The rooks are mentioned is written at the very beginning of the book and in the first paragraph of the first chapter, before the reader assumes the woman is mad or is imagining things they already have an image of “death” of a haunted house. This makes the reader now think about the woman being mad and think they know that the house must be haunted.

One more reason the governess thinks the house is haunted, the reader thinks she is mad or a very poor judge of character; is she says “I’m really carried away. I was carried away in London” This not only makes her look mad but just proves she feel in love with miles and Flora’s Uncle.Which gives us another reason to believe that she is making the ghosts up. If she wrote to the uncle explaining she thought the children were in danger from ghosts, he would most definitely come from London to Bly. This makes sense of everything if it is written in that manner. It not only explains why she is “seeing ghosts” but could prove the story is a psychological story of a hysterical young woman and is unstable. She thinks he is smitten with her as well because he persuades her to take the job saying she is perfect and so on. So when she arrives she assumes she is the mistress and mother of children and the house.
The governess also thought herself above her class thinking she was higher than the maids because they curtseyed her, she just didn’t realise that they may have just been polite. Again showing her bad judge of character and proving my point of thinking she is the mistress of the house. The reader definitely feels a sense of tension, almost wincing at the governess at her immaturity, lack of experience not only in the job but as a person.

The tension makes the reader want to read on, to find out how the governess gets on to know whether she improves and what the noises are that she claims to hear.

The reader would also like to read on to know if the house is haunted and if Flora is as angelic as the governess makes out.

The book is so well written it can be read in many different ways, as I have mentioned. In the first chapter we get hints as to all of them and the ambiguity of the story starts as early as chapter 1, giving the reader different paths to read the story, in different ways.

The reader gets a very strong feeling that the governess feels she is not suitable for the job at of looking after two young vulnerable children, as she seems very young herself without any experience of this kind.

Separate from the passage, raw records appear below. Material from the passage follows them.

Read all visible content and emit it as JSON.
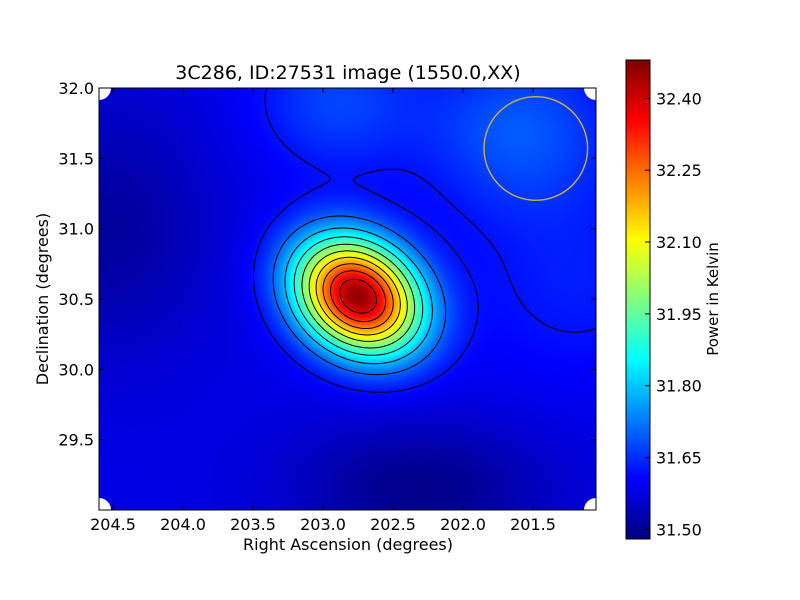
{
  "chart_data": {
    "type": "heatmap",
    "title": "3C286, ID:27531 image (1550.0,XX)",
    "xlabel": "Right Ascension (degrees)",
    "ylabel": "Declination (degrees)",
    "xlim": [
      204.6,
      201.05
    ],
    "ylim": [
      29.0,
      32.0
    ],
    "x_ticks": [
      "204.5",
      "204.0",
      "203.5",
      "203.0",
      "202.5",
      "202.0",
      "201.5"
    ],
    "x_tick_values": [
      204.5,
      204.0,
      203.5,
      203.0,
      202.5,
      202.0,
      201.5
    ],
    "y_ticks": [
      "29.5",
      "30.0",
      "30.5",
      "31.0",
      "31.5",
      "32.0"
    ],
    "y_tick_values": [
      29.5,
      30.0,
      30.5,
      31.0,
      31.5,
      32.0
    ],
    "colorbar": {
      "label": "Power in Kelvin",
      "range": [
        31.48,
        32.48
      ],
      "ticks": [
        "32.40",
        "32.25",
        "32.10",
        "31.95",
        "31.80",
        "31.65",
        "31.50"
      ],
      "tick_values": [
        32.4,
        32.25,
        32.1,
        31.95,
        31.8,
        31.65,
        31.5
      ],
      "colormap": "jet"
    },
    "source": {
      "ra": 202.75,
      "dec": 30.52,
      "peak_kelvin": 32.46
    },
    "beam_circle": {
      "ra": 201.48,
      "dec": 31.57,
      "radius_deg": 0.37,
      "color": "#c8b43c"
    },
    "contour_color": "#000000"
  }
}
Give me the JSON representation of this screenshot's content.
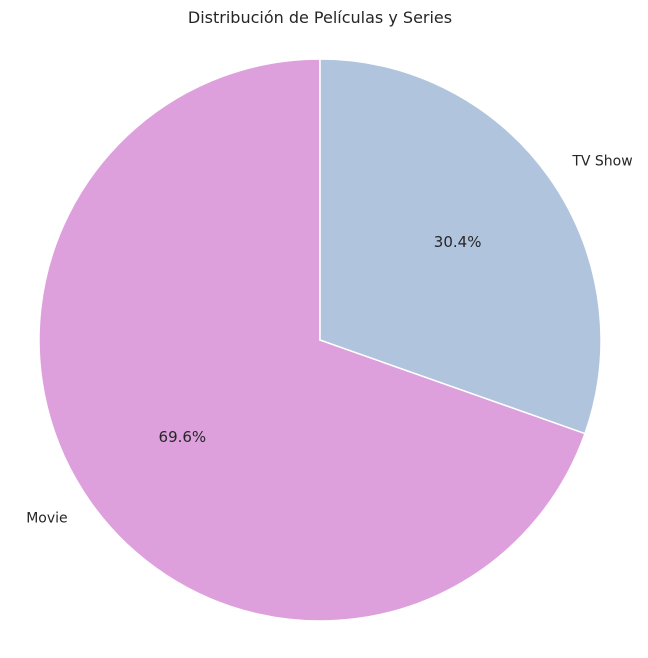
{
  "chart_data": {
    "type": "pie",
    "title": "Distribución de Películas y Series",
    "categories": [
      "Movie",
      "TV Show"
    ],
    "values": [
      69.6,
      30.4
    ],
    "percent_labels": [
      "69.6%",
      "30.4%"
    ],
    "colors": [
      "#dda0dd",
      "#b0c4de"
    ],
    "start_angle_deg": 90,
    "direction": "counterclockwise",
    "legend": "none"
  }
}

Chapter 1 is full of questions and strange issues, not only does this make the reader wants to read on to find out the answers but builds up the tension.

To conclude, the sense of ambiguity makes the story what it is: either a thrilling ghost story or a tale of the mad young woman. Henry James has written it so well that we will never know which is the real interpretation of the story and whether the evidence I have found is relevant or if there is some other reason in to the true meaning of the novella. The story will always be a mystery.